Tim Pettus said that the Williamses’ parents inspired him and his wife as parents. “Venus and Serena’s parents had a plan for their children, and they worked hard to make that plan come true, and those girls took it and did exactly what their mother and father asked them to do: Be the best. And they were,” he said.

Tammy Felton, 61, has been following Williams from the very beginning: She was inside Arthur Ashe Stadium when Williams captured her first singles title here in 1999. Felton, who is from New Jersey, has been attending the U.S. Open a long time, often bringing her daughters with her.

“She was this young, African American fighting for her place in the tennis world that was primarily white, it was great just to see her starting and making history,” Felton said, adding that Williams taught her “determination, being persistent, just learning to be the best even when the odds are against you.”

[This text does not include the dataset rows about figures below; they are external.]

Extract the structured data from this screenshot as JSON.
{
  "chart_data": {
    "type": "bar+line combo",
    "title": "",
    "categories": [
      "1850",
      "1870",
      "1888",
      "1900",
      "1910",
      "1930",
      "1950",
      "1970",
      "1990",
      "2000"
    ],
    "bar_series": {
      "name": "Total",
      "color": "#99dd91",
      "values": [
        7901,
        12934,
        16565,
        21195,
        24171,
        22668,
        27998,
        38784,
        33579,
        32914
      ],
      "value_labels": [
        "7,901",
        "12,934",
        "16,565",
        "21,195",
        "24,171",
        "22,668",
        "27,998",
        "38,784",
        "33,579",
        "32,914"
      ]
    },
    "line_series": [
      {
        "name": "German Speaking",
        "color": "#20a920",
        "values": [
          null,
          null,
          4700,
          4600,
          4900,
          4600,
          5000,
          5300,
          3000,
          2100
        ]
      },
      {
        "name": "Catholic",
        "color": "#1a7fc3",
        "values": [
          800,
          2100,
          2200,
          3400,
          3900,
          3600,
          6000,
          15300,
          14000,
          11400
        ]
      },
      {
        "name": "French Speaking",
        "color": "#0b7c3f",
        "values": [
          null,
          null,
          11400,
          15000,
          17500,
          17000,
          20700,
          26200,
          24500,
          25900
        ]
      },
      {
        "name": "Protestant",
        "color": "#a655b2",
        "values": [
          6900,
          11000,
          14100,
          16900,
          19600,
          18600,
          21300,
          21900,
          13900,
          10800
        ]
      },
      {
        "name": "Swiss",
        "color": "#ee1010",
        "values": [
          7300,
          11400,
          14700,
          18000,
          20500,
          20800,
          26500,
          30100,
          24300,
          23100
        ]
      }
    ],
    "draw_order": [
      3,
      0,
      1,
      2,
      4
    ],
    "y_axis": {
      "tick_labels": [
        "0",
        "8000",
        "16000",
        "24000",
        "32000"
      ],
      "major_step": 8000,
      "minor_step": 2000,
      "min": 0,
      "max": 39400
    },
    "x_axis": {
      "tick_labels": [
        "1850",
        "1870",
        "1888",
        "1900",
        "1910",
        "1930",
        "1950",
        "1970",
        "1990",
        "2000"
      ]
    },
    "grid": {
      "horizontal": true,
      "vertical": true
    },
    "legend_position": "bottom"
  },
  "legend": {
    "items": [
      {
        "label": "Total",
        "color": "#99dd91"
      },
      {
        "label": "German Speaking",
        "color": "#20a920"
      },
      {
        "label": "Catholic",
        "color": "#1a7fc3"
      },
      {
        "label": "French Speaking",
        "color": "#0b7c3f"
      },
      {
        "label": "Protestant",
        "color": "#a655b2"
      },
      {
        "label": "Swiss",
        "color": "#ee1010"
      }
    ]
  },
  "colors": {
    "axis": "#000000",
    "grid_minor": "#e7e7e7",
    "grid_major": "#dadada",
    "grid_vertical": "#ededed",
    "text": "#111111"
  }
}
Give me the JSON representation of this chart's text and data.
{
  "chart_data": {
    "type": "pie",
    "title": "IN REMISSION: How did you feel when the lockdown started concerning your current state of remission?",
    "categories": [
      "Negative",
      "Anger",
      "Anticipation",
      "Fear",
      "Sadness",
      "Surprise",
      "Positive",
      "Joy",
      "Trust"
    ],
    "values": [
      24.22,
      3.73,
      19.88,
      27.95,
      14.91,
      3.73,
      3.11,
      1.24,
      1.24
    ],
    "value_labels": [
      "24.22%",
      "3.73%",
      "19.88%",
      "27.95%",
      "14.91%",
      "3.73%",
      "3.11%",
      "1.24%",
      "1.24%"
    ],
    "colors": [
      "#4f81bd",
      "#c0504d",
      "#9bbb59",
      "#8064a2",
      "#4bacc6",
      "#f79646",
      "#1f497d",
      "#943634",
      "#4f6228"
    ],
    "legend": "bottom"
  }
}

Felton was inside the stadium during Williams’ final match, and felt anxious the whole time. She said she was “just glad to witness it. It just meant so much to see the greatest player of all time play her final match.”

The match was bittersweet for Natalie Pressey, 59. She wanted Williams to win but was pleased by how Williams was “gracious, even in losing.”

Williams has done so much, especially for Black women, Pressey said.

“As Black women, we don’t show our true selves all the time, so we have to live in this world where we are constantly shifting,” she said. “But from Day 1 with the beads, you didn’t get any more Black than that.”

“She was herself and you just always wanted to cheer, you felt your blood boil every time you saw her, it’s like ‘Yes, girl. Yes,’” Pressey said.

Her husband, Keith Pressey, 61, also of New Jersey, said he began following tennis because of the Williams sisters because “they were different, they were unapologetic for who they were and it caught my attention, and they were good.”

Felton and the Presseys were part of a group of 65 members of Jack and Jill, a Black social club, who were brought to the U.S. Open by Shirell A. Gross, 55, a former program director for Jack and Jill of River Vale, New Jersey. The group has a partnership with the USTA’s diversity and inclusion office, and plans to bring 133 more members to the tournament on Saturday.

“This is a great opportunity as an African American mothers organization to come and see this, essentially Black mother playing with such power and force,” Gross said.

Some of sport’s other greatest athletes, including Tiger Woods, also paid tribute to Williams. “You’re literally the greatest on and off the court,” Woods tweeted Friday night. “Thank you for inspiring all of us to pursue our dreams. I love you little sis!!!!!!”